Today’s “Transparent Radiation” tops my list of must see films

Vermont’s first real chill of cool fall weather sets the stage for the 26th year of the Vermont Film Festival, which began yesterday (Friday October 21) and runs through Sunday October 30.

Check out the list of films,17 of which have been created by Vermont filmmakers! Many of the films also include panel discussions, food samples, or time to meet writers and directors.  

My first choice today is Transparent Radiation, a film created by the Gund Institute filmmaker Hillary Archer that debuts today at 5 pm at the Palace 9 Theater in South Burlington.  This free showing includes a follow-up panel discussion with Ms. Archer and her colleagues from the Gund Institute for Ecological Economics at UVM.

Set amid the world’s historic transition toward energy sustainability, this 30-minute documentary provides a holistic outlook on nuclear energy with the intention of empowering new perspectives and solutions for the future. Over twenty people from the Gund participated, including Gund Fellows John Todd, Gary Flomenhoft, Austin Troy, Josh Farley, Diane Gayer, and Saleem Ali. Transparent Radiation was written, directed, and edited by Hillary Archer, with Jon Erickson as executive producer.

According to UVM’s Gund Institute for Ecological Economics website, Ms. Archer

uses the film medium to explore storytelling as a way to channel new experiences for humanity and exercise human consciousness.

A 2010 UVM graduate from The Rubenstein School of Environment & Natural Resources with a BS in Natural Resources/Urban Ecology, and minor in Film, Ms. Archer works as the Media Communications Project Manager at the Gund Institute with the goal of creating

engaging videos that effectively communicate the unique energy, depth, and lessons of ecological economics to the greater community.

Also special screening tomorrow at UVM: as a Feature of the 2011 Inaugural Conference of UVM’s Institute of Environmental Diplomacy

When: Sunday OCT 23, 10:30 – 11:30AM

Where: Billings Lecture Hall, UVM, Burlington VT

Discussion to follow screening with Director, Executive Producer, and Gund Institute members of the film.  
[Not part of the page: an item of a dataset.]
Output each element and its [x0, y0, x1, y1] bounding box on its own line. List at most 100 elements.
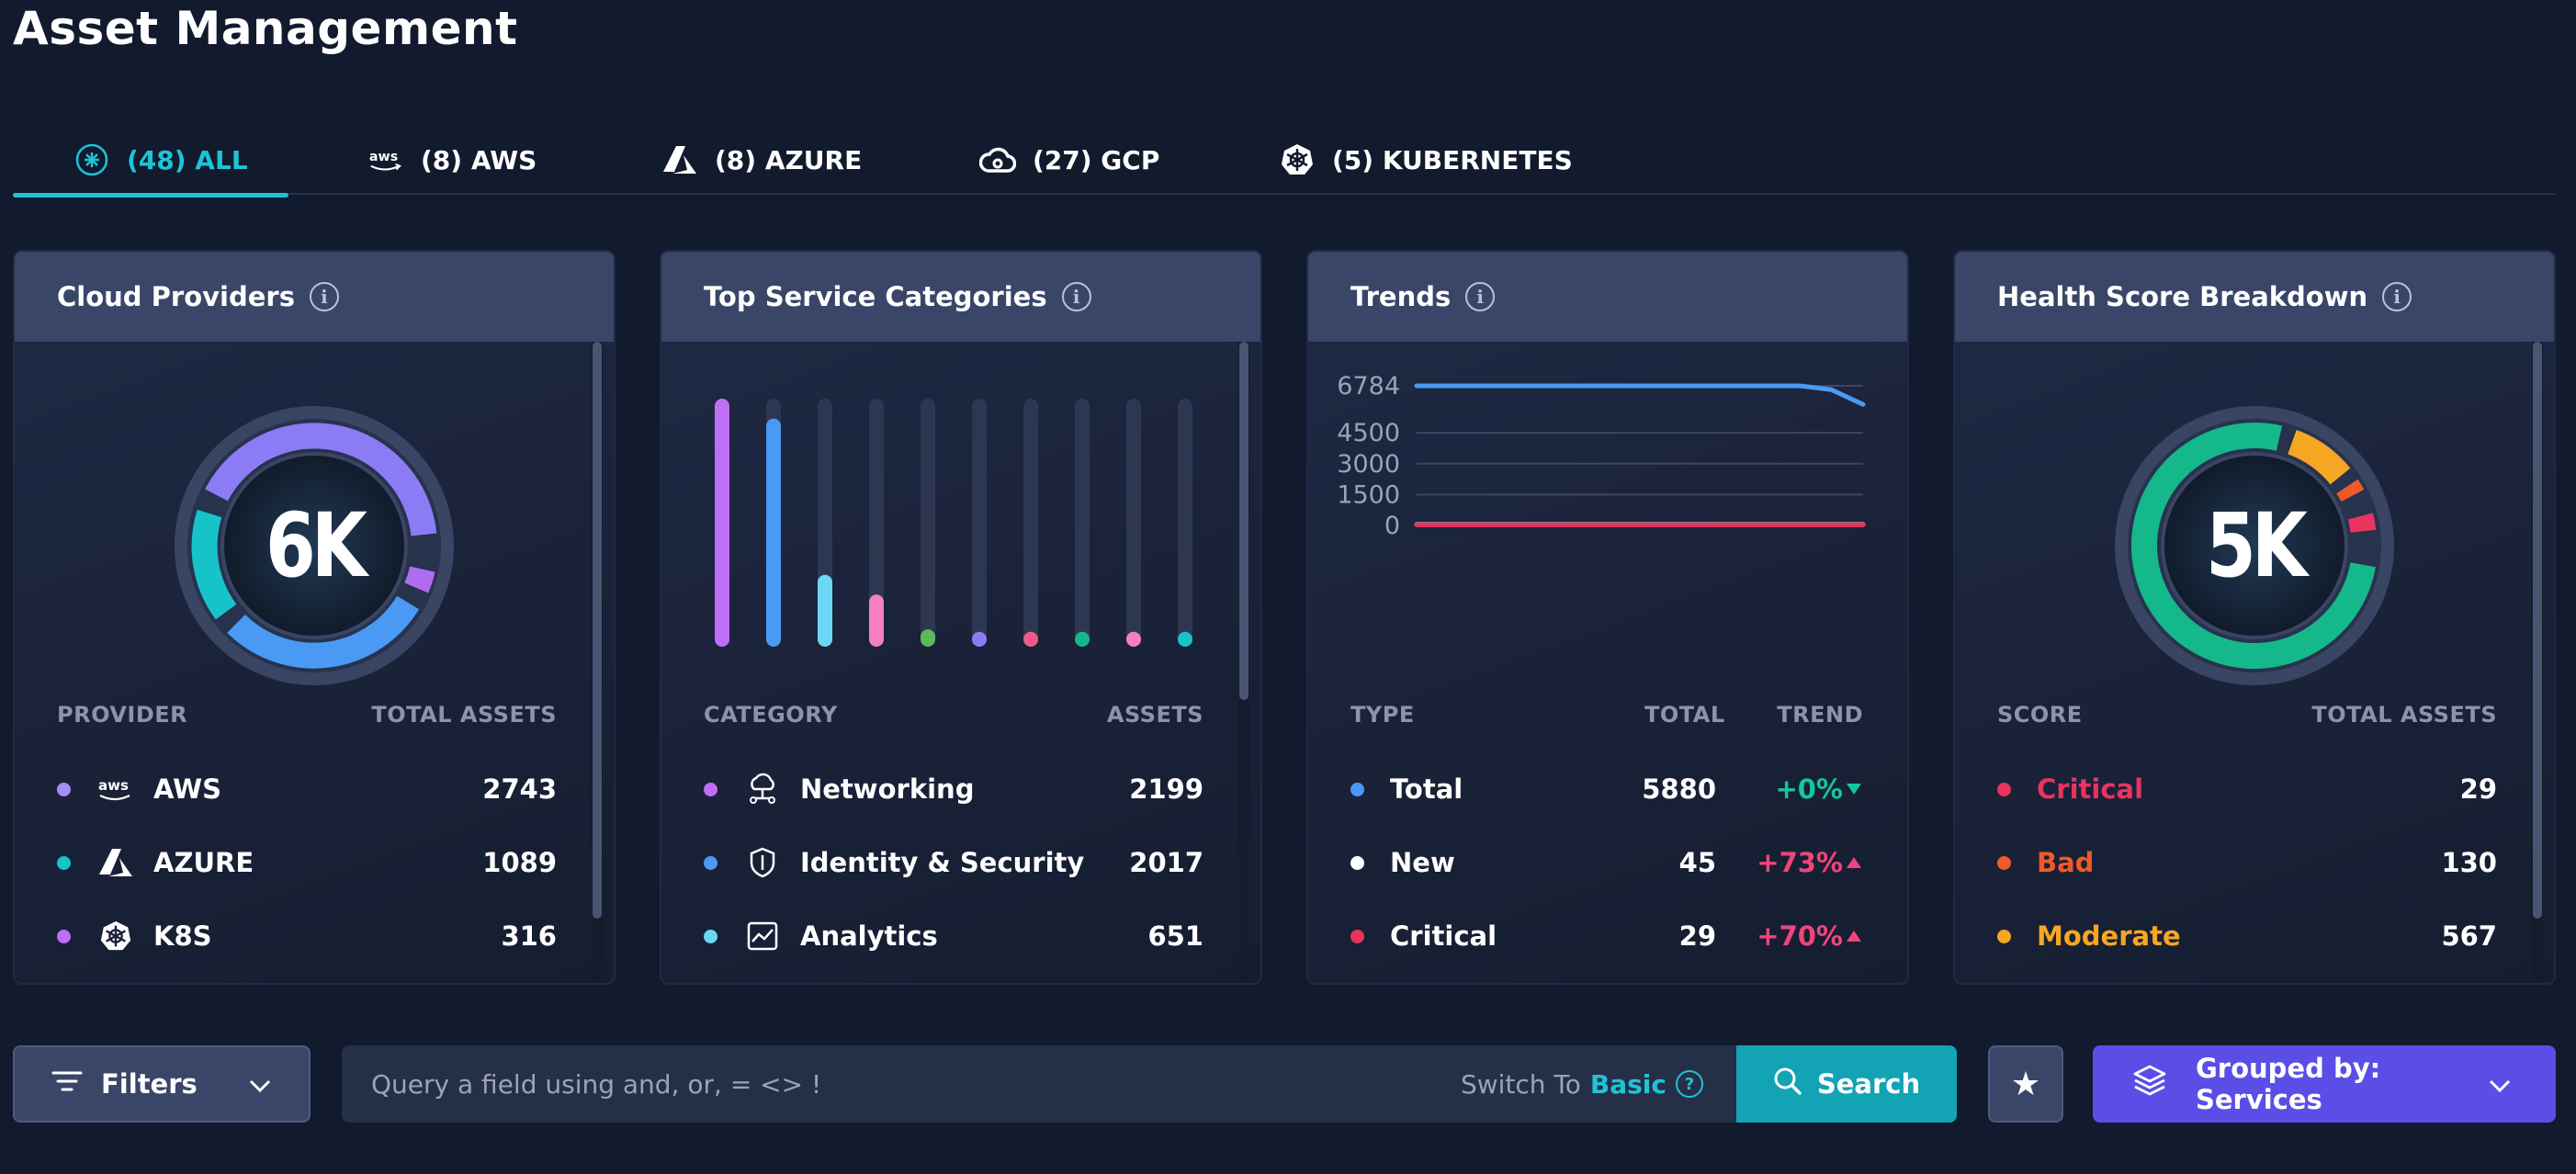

One thought on “Today’s “Transparent Radiation” tops my list of must see films

  1. Yes!

    That’s the single most important transformationthe U.S. economy has to make overall; and apparently, the most difficult to embrace.  That’s because there is so much money to be made by speculators in feeding wasteful, destructive appetites; and once more when remediation finally becomes unavoidable.

    The current economic model that holds perpetual “growth” as the ideal is fatally flawed and will simply succeed in moving us from catastrophic bubble to catastrophic bubble, with all sorts of collateral damage (like the Fukushima failure) in it’s wake.